ABSTRACT

Given the history of African-Americans in the United States, a bigpicture explanation might suggest that these outcomes are the legacies of mathematical experiences characterized by differential treatment and denied opportunity in socioeconomic and educational contexts. Woodson (1933/1990), an African-American historian and educator, discussed this historical-legacy point of view as early as 1933:

Negroes, then learned from their oppressors to say to their children that there were certain spheres into which they should not go because they would have no chance therein for development. In a number of places young men and women were discouraged or frightened away from certain professions by the poor showing made by those trying to function in them…. In the same way, the Negro was once discouraged and dissuaded from taking up designing, drafting, architecture, engineering and chemistry, (pp. 50-51)

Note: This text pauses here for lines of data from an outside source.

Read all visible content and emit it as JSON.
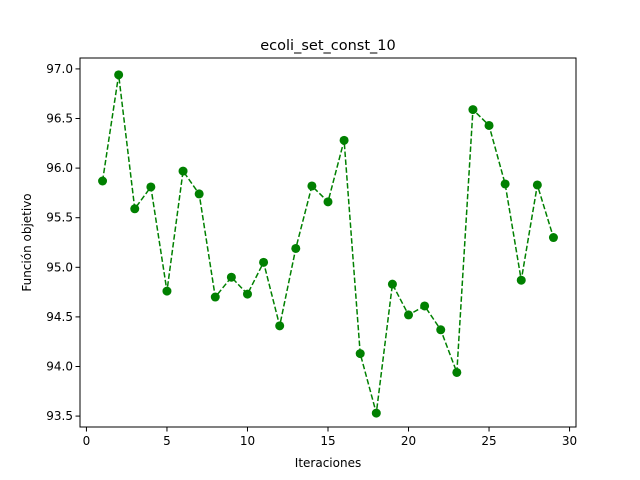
{
  "chart_data": {
    "type": "line",
    "title": "ecoli_set_const_10",
    "xlabel": "Iteraciones",
    "ylabel": "Función objetivo",
    "xlim": [
      -0.4,
      30.4
    ],
    "ylim": [
      93.39,
      97.11
    ],
    "xticks": [
      0,
      5,
      10,
      15,
      20,
      25,
      30
    ],
    "yticks": [
      93.5,
      94.0,
      94.5,
      95.0,
      95.5,
      96.0,
      96.5,
      97.0
    ],
    "xtick_labels": [
      "0",
      "5",
      "10",
      "15",
      "20",
      "25",
      "30"
    ],
    "ytick_labels": [
      "93.5",
      "94.0",
      "94.5",
      "95.0",
      "95.5",
      "96.0",
      "96.5",
      "97.0"
    ],
    "grid": false,
    "series": [
      {
        "color": "#008000",
        "line_style": "dashed",
        "marker": "circle",
        "x": [
          1,
          2,
          3,
          4,
          5,
          6,
          7,
          8,
          9,
          10,
          11,
          12,
          13,
          14,
          15,
          16,
          17,
          18,
          19,
          20,
          21,
          22,
          23,
          24,
          25,
          26,
          27,
          28,
          29
        ],
        "y": [
          95.87,
          96.94,
          95.59,
          95.81,
          94.76,
          95.97,
          95.74,
          94.7,
          94.9,
          94.73,
          95.05,
          94.41,
          95.19,
          95.82,
          95.66,
          96.28,
          94.13,
          93.53,
          94.83,
          94.52,
          94.61,
          94.37,
          93.94,
          96.59,
          96.43,
          95.84,
          94.87,
          95.83,
          95.3
        ]
      }
    ]
  }
}
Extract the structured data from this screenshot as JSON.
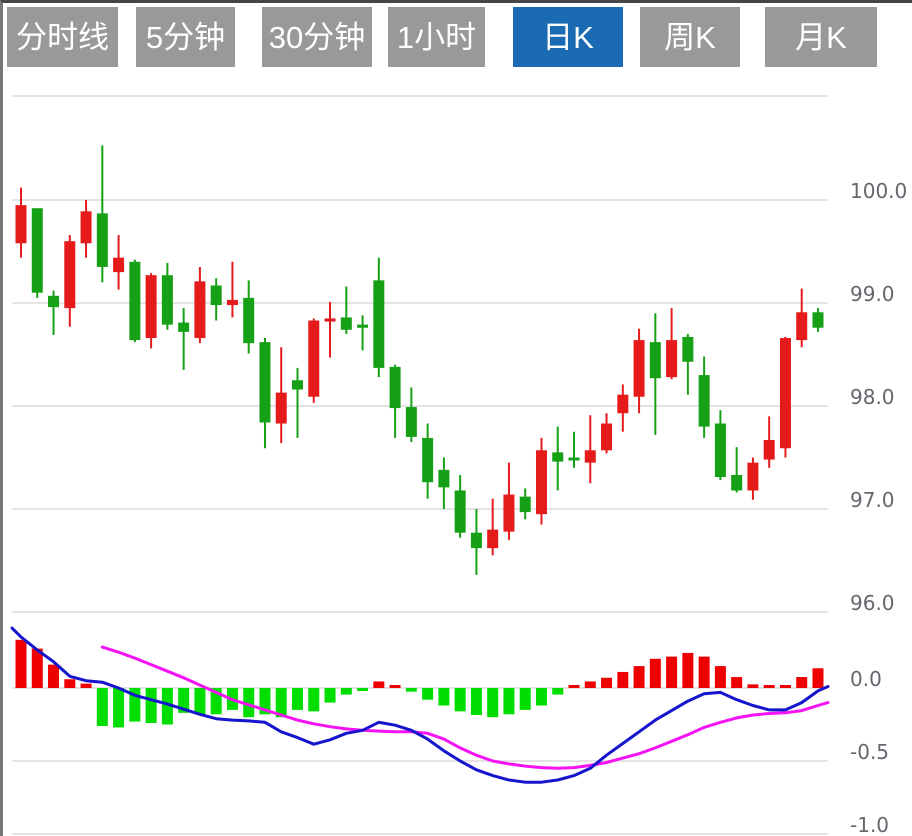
{
  "toolbar": {
    "tabs": [
      {
        "label": "分时线",
        "active": false
      },
      {
        "label": "5分钟",
        "active": false
      },
      {
        "label": "30分钟",
        "active": false
      },
      {
        "label": "1小时",
        "active": false
      },
      {
        "label": "日K",
        "active": true
      },
      {
        "label": "周K",
        "active": false
      },
      {
        "label": "月K",
        "active": false
      }
    ]
  },
  "colors": {
    "tab_bg": "#999999",
    "tab_active_bg": "#1a6bb4",
    "tab_text": "#ffffff",
    "grid": "#e4e4e4",
    "axis_text": "#66666e",
    "candle_up": "#e51a1a",
    "candle_down": "#16a016",
    "macd_up": "#ee0000",
    "macd_down": "#00dd00",
    "dif_line": "#1515cd",
    "dea_line": "#f512f5"
  },
  "chart_data": {
    "type": "candlestick+macd",
    "title": "日K (daily candlestick) chart with MACD",
    "legend_position": "none",
    "grid": true,
    "price_axis": {
      "side": "right",
      "values": [
        100.0,
        99.0,
        98.0,
        97.0,
        96.0
      ],
      "labels": [
        "100.0",
        "99.0",
        "98.0",
        "97.0",
        "96.0"
      ],
      "ylim": [
        95.6,
        101.0
      ]
    },
    "macd_axis": {
      "side": "right",
      "values": [
        0.0,
        -0.5,
        -1.0
      ],
      "labels": [
        "0.0",
        "-0.5",
        "-1.0"
      ],
      "ylim": [
        -1.02,
        0.45
      ]
    },
    "candles": [
      {
        "o": 99.58,
        "h": 100.12,
        "l": 99.44,
        "c": 99.95
      },
      {
        "o": 99.92,
        "h": 99.92,
        "l": 99.05,
        "c": 99.1
      },
      {
        "o": 99.07,
        "h": 99.12,
        "l": 98.69,
        "c": 98.96
      },
      {
        "o": 98.95,
        "h": 99.66,
        "l": 98.77,
        "c": 99.6
      },
      {
        "o": 99.58,
        "h": 100.0,
        "l": 99.44,
        "c": 99.89
      },
      {
        "o": 99.87,
        "h": 100.53,
        "l": 99.2,
        "c": 99.35
      },
      {
        "o": 99.3,
        "h": 99.66,
        "l": 99.13,
        "c": 99.44
      },
      {
        "o": 99.4,
        "h": 99.42,
        "l": 98.62,
        "c": 98.64
      },
      {
        "o": 98.66,
        "h": 99.29,
        "l": 98.56,
        "c": 99.27
      },
      {
        "o": 99.27,
        "h": 99.39,
        "l": 98.74,
        "c": 98.79
      },
      {
        "o": 98.81,
        "h": 98.95,
        "l": 98.35,
        "c": 98.72
      },
      {
        "o": 98.66,
        "h": 99.35,
        "l": 98.61,
        "c": 99.21
      },
      {
        "o": 99.17,
        "h": 99.24,
        "l": 98.83,
        "c": 98.98
      },
      {
        "o": 98.98,
        "h": 99.4,
        "l": 98.86,
        "c": 99.03
      },
      {
        "o": 99.05,
        "h": 99.22,
        "l": 98.51,
        "c": 98.61
      },
      {
        "o": 98.62,
        "h": 98.66,
        "l": 97.59,
        "c": 97.84
      },
      {
        "o": 97.83,
        "h": 98.57,
        "l": 97.64,
        "c": 98.13
      },
      {
        "o": 98.25,
        "h": 98.37,
        "l": 97.69,
        "c": 98.16
      },
      {
        "o": 98.09,
        "h": 98.85,
        "l": 98.03,
        "c": 98.83
      },
      {
        "o": 98.82,
        "h": 99.01,
        "l": 98.47,
        "c": 98.85
      },
      {
        "o": 98.86,
        "h": 99.16,
        "l": 98.7,
        "c": 98.74
      },
      {
        "o": 98.79,
        "h": 98.88,
        "l": 98.54,
        "c": 98.76
      },
      {
        "o": 99.22,
        "h": 99.44,
        "l": 98.28,
        "c": 98.37
      },
      {
        "o": 98.38,
        "h": 98.4,
        "l": 97.69,
        "c": 97.98
      },
      {
        "o": 97.99,
        "h": 98.18,
        "l": 97.65,
        "c": 97.7
      },
      {
        "o": 97.69,
        "h": 97.83,
        "l": 97.1,
        "c": 97.26
      },
      {
        "o": 97.38,
        "h": 97.5,
        "l": 97.0,
        "c": 97.21
      },
      {
        "o": 97.18,
        "h": 97.33,
        "l": 96.72,
        "c": 96.77
      },
      {
        "o": 96.77,
        "h": 97.0,
        "l": 96.36,
        "c": 96.62
      },
      {
        "o": 96.62,
        "h": 97.1,
        "l": 96.55,
        "c": 96.8
      },
      {
        "o": 96.78,
        "h": 97.45,
        "l": 96.7,
        "c": 97.14
      },
      {
        "o": 97.12,
        "h": 97.2,
        "l": 96.9,
        "c": 96.97
      },
      {
        "o": 96.95,
        "h": 97.69,
        "l": 96.85,
        "c": 97.57
      },
      {
        "o": 97.55,
        "h": 97.8,
        "l": 97.18,
        "c": 97.46
      },
      {
        "o": 97.5,
        "h": 97.75,
        "l": 97.4,
        "c": 97.48
      },
      {
        "o": 97.45,
        "h": 97.91,
        "l": 97.25,
        "c": 97.57
      },
      {
        "o": 97.57,
        "h": 97.93,
        "l": 97.54,
        "c": 97.83
      },
      {
        "o": 97.93,
        "h": 98.21,
        "l": 97.75,
        "c": 98.11
      },
      {
        "o": 98.09,
        "h": 98.75,
        "l": 97.93,
        "c": 98.64
      },
      {
        "o": 98.62,
        "h": 98.9,
        "l": 97.72,
        "c": 98.27
      },
      {
        "o": 98.28,
        "h": 98.95,
        "l": 98.26,
        "c": 98.64
      },
      {
        "o": 98.67,
        "h": 98.7,
        "l": 98.11,
        "c": 98.43
      },
      {
        "o": 98.3,
        "h": 98.48,
        "l": 97.69,
        "c": 97.8
      },
      {
        "o": 97.83,
        "h": 97.96,
        "l": 97.28,
        "c": 97.31
      },
      {
        "o": 97.33,
        "h": 97.6,
        "l": 97.16,
        "c": 97.18
      },
      {
        "o": 97.18,
        "h": 97.5,
        "l": 97.09,
        "c": 97.45
      },
      {
        "o": 97.48,
        "h": 97.9,
        "l": 97.4,
        "c": 97.67
      },
      {
        "o": 97.59,
        "h": 98.67,
        "l": 97.5,
        "c": 98.66
      },
      {
        "o": 98.64,
        "h": 99.14,
        "l": 98.57,
        "c": 98.91
      },
      {
        "o": 98.91,
        "h": 98.95,
        "l": 98.72,
        "c": 98.76
      }
    ],
    "macd": {
      "histogram": [
        0.33,
        0.27,
        0.16,
        0.06,
        0.03,
        -0.26,
        -0.27,
        -0.23,
        -0.24,
        -0.25,
        -0.17,
        -0.18,
        -0.18,
        -0.15,
        -0.2,
        -0.18,
        -0.2,
        -0.15,
        -0.16,
        -0.1,
        -0.045,
        -0.015,
        0.045,
        0.02,
        -0.025,
        -0.08,
        -0.12,
        -0.16,
        -0.185,
        -0.2,
        -0.18,
        -0.15,
        -0.12,
        -0.045,
        0.01,
        0.045,
        0.07,
        0.11,
        0.15,
        0.2,
        0.215,
        0.24,
        0.215,
        0.15,
        0.075,
        0.025,
        0.02,
        0.02,
        0.075,
        0.135
      ],
      "dif": [
        0.35,
        0.26,
        0.18,
        0.08,
        0.05,
        0.04,
        0.0,
        -0.05,
        -0.08,
        -0.11,
        -0.145,
        -0.18,
        -0.21,
        -0.22,
        -0.225,
        -0.235,
        -0.3,
        -0.34,
        -0.385,
        -0.355,
        -0.31,
        -0.29,
        -0.235,
        -0.255,
        -0.29,
        -0.35,
        -0.43,
        -0.5,
        -0.56,
        -0.6,
        -0.63,
        -0.645,
        -0.645,
        -0.63,
        -0.6,
        -0.55,
        -0.46,
        -0.38,
        -0.3,
        -0.22,
        -0.155,
        -0.09,
        -0.04,
        -0.03,
        -0.08,
        -0.12,
        -0.15,
        -0.15,
        -0.1,
        -0.02
      ],
      "dif_edge_left": 0.41,
      "dif_edge_right": 0.01,
      "dea": [
        null,
        null,
        null,
        null,
        null,
        0.28,
        0.245,
        0.205,
        0.16,
        0.115,
        0.07,
        0.02,
        -0.03,
        -0.08,
        -0.115,
        -0.15,
        -0.185,
        -0.22,
        -0.245,
        -0.265,
        -0.28,
        -0.29,
        -0.295,
        -0.3,
        -0.3,
        -0.31,
        -0.35,
        -0.41,
        -0.46,
        -0.5,
        -0.52,
        -0.535,
        -0.545,
        -0.55,
        -0.545,
        -0.53,
        -0.51,
        -0.48,
        -0.45,
        -0.41,
        -0.365,
        -0.32,
        -0.27,
        -0.235,
        -0.205,
        -0.185,
        -0.175,
        -0.17,
        -0.155,
        -0.12
      ],
      "dea_edge_right": -0.1
    }
  }
}
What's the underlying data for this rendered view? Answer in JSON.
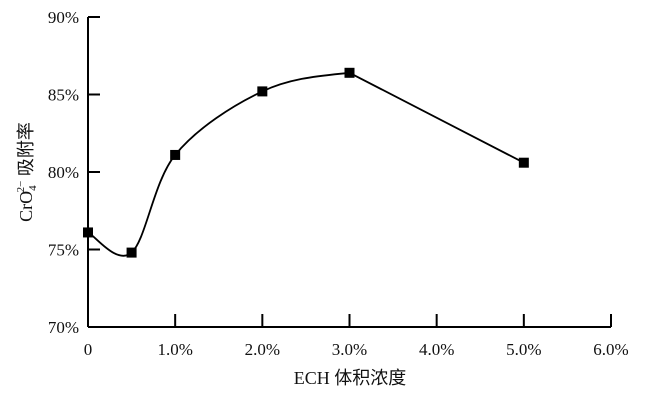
{
  "chart_data": {
    "type": "line",
    "title": "",
    "xlabel": "ECH 体积浓度",
    "ylabel": {
      "prefix": "CrO",
      "subscript": "4",
      "superscript": "2−",
      "suffix": " 吸附率"
    },
    "xlim": [
      0,
      6.0
    ],
    "ylim": [
      70,
      90
    ],
    "x_ticks": [
      0,
      1.0,
      2.0,
      3.0,
      4.0,
      5.0,
      6.0
    ],
    "x_tick_labels": [
      "0",
      "1.0%",
      "2.0%",
      "3.0%",
      "4.0%",
      "5.0%",
      "6.0%"
    ],
    "y_ticks": [
      70,
      75,
      80,
      85,
      90
    ],
    "y_tick_labels": [
      "70%",
      "75%",
      "80%",
      "85%",
      "90%"
    ],
    "grid": false,
    "marker": "filled-square",
    "line_style": "smooth",
    "series": [
      {
        "x": [
          0,
          0.5,
          1.0,
          2.0,
          3.0,
          5.0
        ],
        "y": [
          76.1,
          74.8,
          81.1,
          85.2,
          86.4,
          80.6
        ],
        "color": "#000000"
      }
    ]
  }
}
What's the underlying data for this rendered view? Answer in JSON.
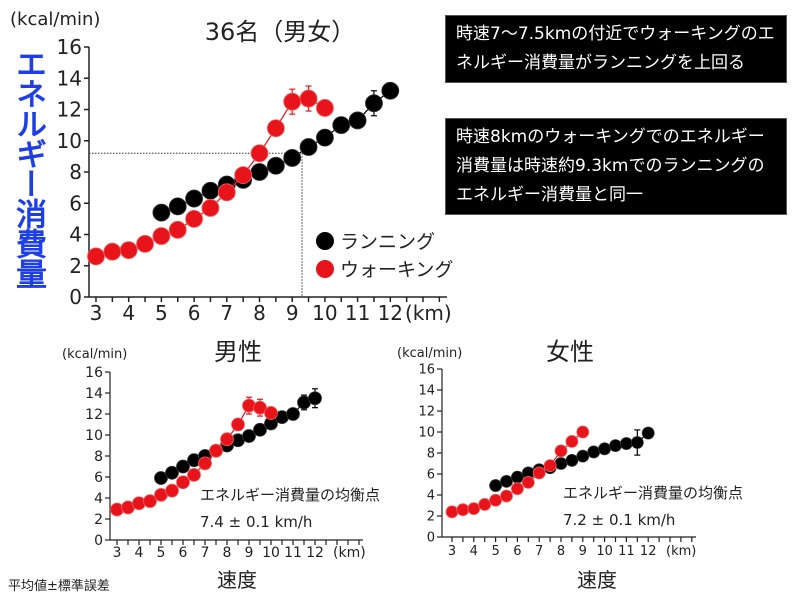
{
  "vertical_title": "エネルギー消費量",
  "notes": [
    "時速7〜7.5kmの付近でウォーキングのエネルギー消費量がランニングを上回る",
    "時速8kmのウォーキングでのエネルギー消費量は時速約9.3kmでのランニングのエネルギー消費量と同一"
  ],
  "footnote": "平均値±標準誤差",
  "colors": {
    "running": "#000000",
    "walking": "#e8141c",
    "title_blue": "#1f3fe6"
  },
  "chart_data": [
    {
      "type": "line",
      "title": "36名（男女）",
      "ylabel": "(kcal/min)",
      "xunit": "(km)",
      "xlabel": "",
      "ylim": [
        0,
        16
      ],
      "yticks": [
        0,
        2,
        4,
        6,
        8,
        10,
        12,
        14,
        16
      ],
      "xticks": [
        3,
        4,
        5,
        6,
        7,
        8,
        9,
        10,
        11,
        12
      ],
      "legend": [
        "ランニング",
        "ウォーキング"
      ],
      "legend_position": "right",
      "reference": {
        "x": 9.3,
        "y": 9.2
      },
      "series": [
        {
          "name": "ランニング",
          "color": "#000000",
          "x": [
            5,
            5.5,
            6,
            6.5,
            7,
            7.5,
            8,
            8.5,
            9,
            9.5,
            10,
            10.5,
            11,
            11.5,
            12
          ],
          "y": [
            5.4,
            5.8,
            6.3,
            6.8,
            7.2,
            7.5,
            8.0,
            8.4,
            8.9,
            9.6,
            10.2,
            11.0,
            11.3,
            12.4,
            13.2
          ],
          "err": [
            0,
            0,
            0,
            0,
            0,
            0,
            0,
            0,
            0,
            0,
            0,
            0,
            0.3,
            0.8,
            0
          ]
        },
        {
          "name": "ウォーキング",
          "color": "#e8141c",
          "x": [
            3,
            3.5,
            4,
            4.5,
            5,
            5.5,
            6,
            6.5,
            7,
            7.5,
            8,
            8.5,
            9,
            9.5,
            10
          ],
          "y": [
            2.6,
            2.9,
            3.0,
            3.4,
            3.9,
            4.3,
            5.0,
            5.7,
            6.7,
            7.8,
            9.2,
            10.8,
            12.5,
            12.7,
            12.1
          ],
          "err": [
            0,
            0,
            0,
            0,
            0,
            0,
            0,
            0,
            0,
            0,
            0,
            0,
            0.8,
            0.8,
            0
          ]
        }
      ]
    },
    {
      "type": "line",
      "title": "男性",
      "ylabel": "(kcal/min)",
      "xunit": "(km)",
      "xlabel": "速度",
      "ylim": [
        0,
        16
      ],
      "yticks": [
        0,
        2,
        4,
        6,
        8,
        10,
        12,
        14,
        16
      ],
      "xticks": [
        3,
        4,
        5,
        6,
        7,
        8,
        9,
        10,
        11,
        12
      ],
      "annotation": [
        "エネルギー消費量の均衡点",
        "7.4 ± 0.1 km/h"
      ],
      "series": [
        {
          "name": "ランニング",
          "color": "#000000",
          "x": [
            5,
            5.5,
            6,
            6.5,
            7,
            7.5,
            8,
            8.5,
            9,
            9.5,
            10,
            10.5,
            11,
            11.5,
            12
          ],
          "y": [
            5.9,
            6.4,
            7.0,
            7.6,
            8.0,
            8.5,
            9.0,
            9.5,
            9.9,
            10.5,
            11.1,
            11.7,
            12.0,
            13.1,
            13.5
          ],
          "err": [
            0,
            0,
            0,
            0,
            0,
            0,
            0,
            0,
            0,
            0,
            0,
            0,
            0.4,
            0.7,
            0.9
          ]
        },
        {
          "name": "ウォーキング",
          "color": "#e8141c",
          "x": [
            3,
            3.5,
            4,
            4.5,
            5,
            5.5,
            6,
            6.5,
            7,
            7.5,
            8,
            8.5,
            9,
            9.5,
            10
          ],
          "y": [
            2.9,
            3.1,
            3.5,
            3.7,
            4.3,
            4.7,
            5.5,
            6.2,
            7.3,
            8.5,
            9.6,
            11.0,
            12.8,
            12.6,
            12.1
          ],
          "err": [
            0,
            0,
            0,
            0,
            0,
            0,
            0,
            0,
            0,
            0,
            0,
            0,
            0.8,
            0.8,
            0
          ]
        }
      ]
    },
    {
      "type": "line",
      "title": "女性",
      "ylabel": "(kcal/min)",
      "xunit": "(km)",
      "xlabel": "速度",
      "ylim": [
        0,
        16
      ],
      "yticks": [
        0,
        2,
        4,
        6,
        8,
        10,
        12,
        14,
        16
      ],
      "xticks": [
        3,
        4,
        5,
        6,
        7,
        8,
        9,
        10,
        11,
        12
      ],
      "annotation": [
        "エネルギー消費量の均衡点",
        "7.2 ± 0.1 km/h"
      ],
      "series": [
        {
          "name": "ランニング",
          "color": "#000000",
          "x": [
            5,
            5.5,
            6,
            6.5,
            7,
            7.5,
            8,
            8.5,
            9,
            9.5,
            10,
            10.5,
            11,
            11.5,
            12
          ],
          "y": [
            4.9,
            5.3,
            5.7,
            6.1,
            6.4,
            6.6,
            7.0,
            7.3,
            7.7,
            8.1,
            8.4,
            8.7,
            8.9,
            9.0,
            9.9
          ],
          "err": [
            0,
            0,
            0,
            0,
            0,
            0,
            0,
            0,
            0,
            0,
            0,
            0.4,
            0,
            1.2,
            0
          ]
        },
        {
          "name": "ウォーキング",
          "color": "#e8141c",
          "x": [
            3,
            3.5,
            4,
            4.5,
            5,
            5.5,
            6,
            6.5,
            7,
            7.5,
            8,
            8.5,
            9
          ],
          "y": [
            2.4,
            2.6,
            2.7,
            3.1,
            3.5,
            3.9,
            4.6,
            5.2,
            6.1,
            6.8,
            8.2,
            9.1,
            10.0
          ],
          "err": [
            0,
            0,
            0,
            0,
            0,
            0,
            0,
            0,
            0,
            0,
            0,
            0,
            0
          ]
        }
      ]
    }
  ]
}
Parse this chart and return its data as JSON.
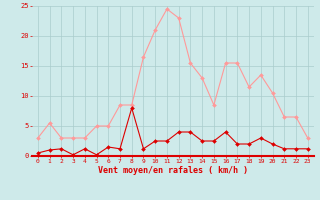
{
  "hours": [
    0,
    1,
    2,
    3,
    4,
    5,
    6,
    7,
    8,
    9,
    10,
    11,
    12,
    13,
    14,
    15,
    16,
    17,
    18,
    19,
    20,
    21,
    22,
    23
  ],
  "vent_moyen": [
    0.5,
    1.0,
    1.2,
    0.2,
    1.2,
    0.2,
    1.5,
    1.2,
    8.0,
    1.2,
    2.5,
    2.5,
    4.0,
    4.0,
    2.5,
    2.5,
    4.0,
    2.0,
    2.0,
    3.0,
    2.0,
    1.2,
    1.2,
    1.2
  ],
  "rafales": [
    3.0,
    5.5,
    3.0,
    3.0,
    3.0,
    5.0,
    5.0,
    8.5,
    8.5,
    16.5,
    21.0,
    24.5,
    23.0,
    15.5,
    13.0,
    8.5,
    15.5,
    15.5,
    11.5,
    13.5,
    10.5,
    6.5,
    6.5,
    3.0
  ],
  "ylim": [
    0,
    25
  ],
  "yticks": [
    0,
    5,
    10,
    15,
    20,
    25
  ],
  "xlabel": "Vent moyen/en rafales ( km/h )",
  "bg_color": "#ceeaea",
  "grid_color": "#aacccc",
  "line_color_moyen": "#dd0000",
  "line_color_rafales": "#ff9999",
  "marker_size": 2.0,
  "axis_color": "#dd0000",
  "tick_color": "#dd0000",
  "xlabel_color": "#dd0000"
}
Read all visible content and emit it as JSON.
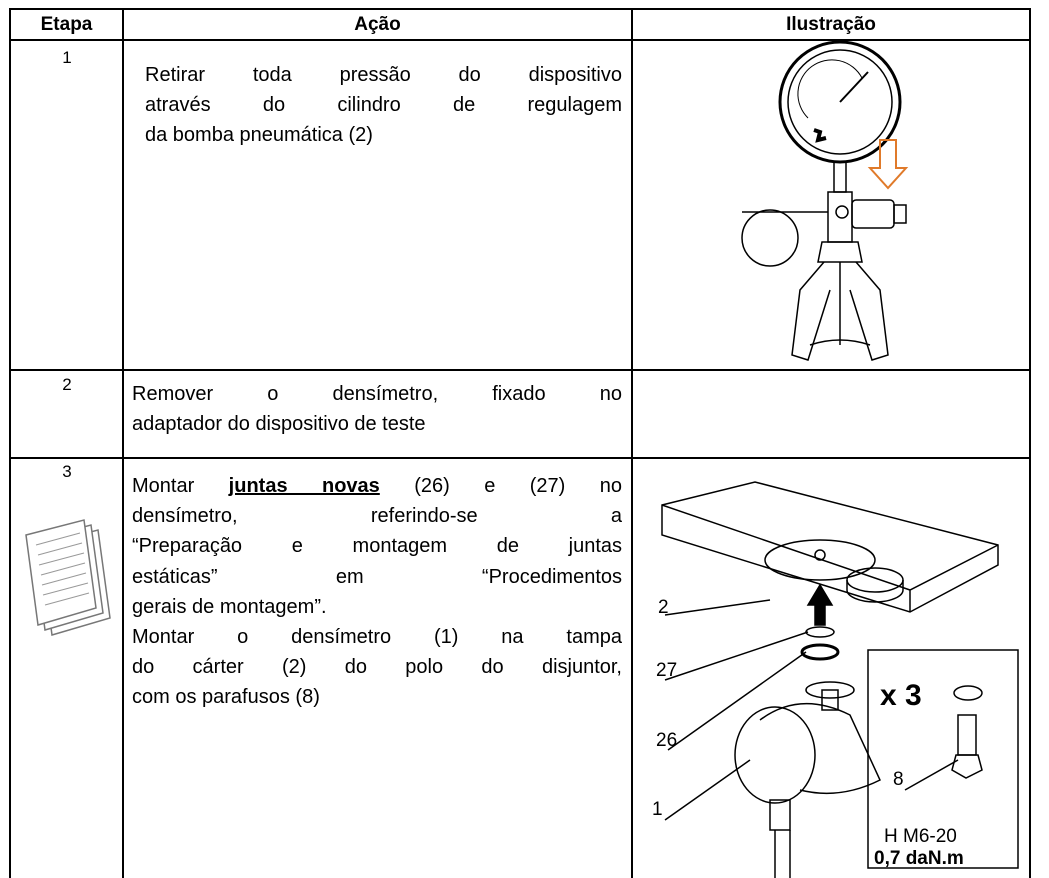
{
  "table": {
    "headers": [
      "Etapa",
      "Ação",
      "Ilustração"
    ],
    "rows": [
      {
        "step": "1",
        "action": [
          {
            "text": "Retirar toda pressão do dispositivo",
            "justify": true
          },
          {
            "text": "através do cilindro de regulagem",
            "justify": true
          },
          {
            "text": "da bomba pneumática (2)",
            "justify": false
          }
        ]
      },
      {
        "step": "2",
        "action": [
          {
            "text": "Remover o densímetro, fixado no",
            "justify": true
          },
          {
            "text": "adaptador do dispositivo de teste",
            "justify": false
          }
        ]
      },
      {
        "step": "3",
        "action": [
          {
            "parts": [
              "Montar ",
              "juntas novas",
              " (26) e (27) no"
            ],
            "bold_part": 1,
            "justify": true
          },
          {
            "text": "densímetro, referindo-se a",
            "justify": true
          },
          {
            "text": "“Preparação e montagem de juntas",
            "justify": true
          },
          {
            "text": "estáticas” em “Procedimentos",
            "justify": true
          },
          {
            "text": "gerais de montagem”.",
            "justify": false
          },
          {
            "text": "Montar o densímetro (1) na tampa",
            "justify": true
          },
          {
            "text": "do cárter (2) do polo do disjuntor,",
            "justify": true
          },
          {
            "text": "com os parafusos (8)",
            "justify": false
          }
        ],
        "illustration": {
          "callouts": [
            "2",
            "27",
            "26",
            "1",
            "8"
          ],
          "box": [
            "x 3",
            "H M6-20",
            "0,7 daN.m"
          ]
        }
      }
    ]
  }
}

Contemporary scholars (e.g., Jones, 1993; Ladson-Billings, 1994, 1995; Oakes, 1990a, 1990b; Tate, 1994, 1995) also raised this issue in discussions of mathematics achievement and persistence among African-Americans. A counterargument to claims by Woodson and others, and one that I believe is far too simple, would suggest that societal changes have led to increased economic and educational opportunities for everyone, including African-Americans, in all aspects

of life. This argument continues by suggesting that because members of other cultural groups have managed to excel in areas like mathematics, problematic outcomes in mathematics achievement and persistence among African-Americans must, in part, reflect lack of ability and effort or some other pathology.